L’uomo ritenuto il responsabile della morte della 16enne risulta essere nullatenente e non potrà dare alla famiglia i 900mila euro di risarcimento.

Si torna a parlare della morte di Désirée Mariottini, la sedicenne trovata senza vita in uno stabile abbandonato di via dei Lucani a Roma il 19 ottobre del 2018. Per quanto accaduto sono state confermate in Cassazione le condanne a quattro imputati che prevedono pene dai 18 ai 26 anni e l'ergastolo per Yousef Salia. Quest'ultimo, ritenuto responsabile dell'omicidio della giovane, abusata mentre era incosciente e non soccorsa, risulterebbe essere nullatenente.

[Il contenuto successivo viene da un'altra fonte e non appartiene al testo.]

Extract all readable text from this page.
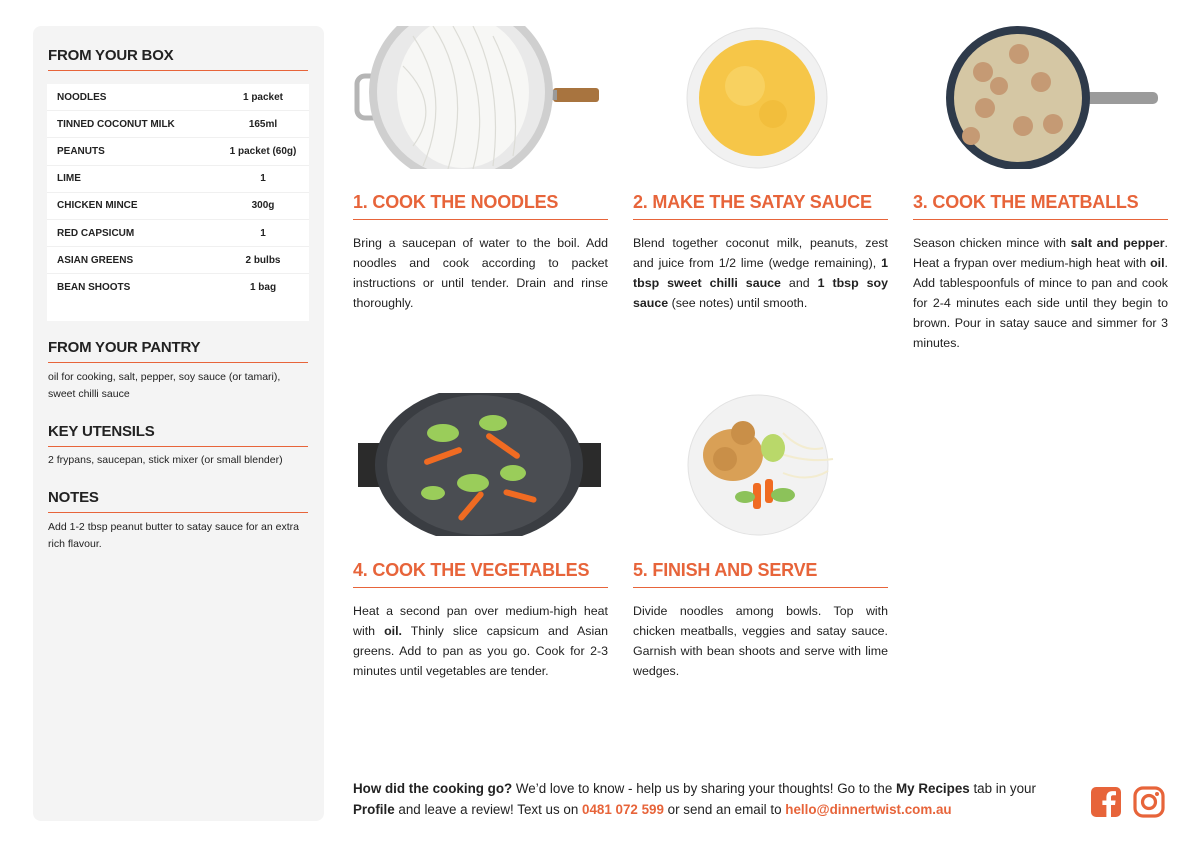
FROM YOUR BOX
NOODLES	1 packet
TINNED COCONUT MILK	165ml
PEANUTS	1 packet (60g)
LIME	1
CHICKEN MINCE	300g
RED CAPSICUM	1
ASIAN GREENS	2 bulbs
BEAN SHOOTS	1 bag
FROM YOUR PANTRY
oil for cooking, salt, pepper, soy sauce (or tamari), sweet chilli sauce
KEY UTENSILS
2 frypans, saucepan, stick mixer (or small blender)
NOTES
Add 1-2 tbsp peanut butter to satay sauce for an extra rich flavour.
1. COOK THE NOODLES
Bring a saucepan of water to the boil. Add noodles and cook according to packet instructions or until tender. Drain and rinse thoroughly.
2. MAKE THE SATAY SAUCE
Blend together coconut milk, peanuts, zest and juice from 1/2 lime (wedge remaining), 1 tbsp sweet chilli sauce and 1 tbsp soy sauce (see notes) until smooth.
3. COOK THE MEATBALLS
Season chicken mince with salt and pepper. Heat a frypan over medium-high heat with oil. Add tablespoonfuls of mince to pan and cook for 2-4 minutes each side until they begin to brown. Pour in satay sauce and simmer for 3 minutes.
4. COOK THE VEGETABLES
Heat a second pan over medium-high heat with oil. Thinly slice capsicum and Asian greens. Add to pan as you go. Cook for 2-3 minutes until vegetables are tender.
5. FINISH AND SERVE
Divide noodles among bowls. Top with chicken meatballs, veggies and satay sauce. Garnish with bean shoots and serve with lime wedges.
How did the cooking go? We’d love to know - help us by sharing your thoughts! Go to the My Recipes tab in your Profile and leave a review! Text us on 0481 072 599 or send an email to hello@dinnertwist.com.au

Come risarcimento per l'accaduto, la famiglia della giovane aveva chiesto allo Stato circa 900mila euro, facendo riferimento alle direttive europee che prevedono forme di tutela per le vittime di reati violenti quando il condannato non è in grado di risarcire il danno. La II sezione del Tribunale di Roma, però, ha respinto la richiesta. Non appena appresa la decisione non ha tardato ad arrivare il commento della madre della giovane, Barbara Mariottini: "Ingiusto che sia stata fatta una diversa valutazione fra l'omicidio di una ragazza e, ad esempio, la vicenda del gioielliere", ha dichiarato, riferendosi al caso Roggero.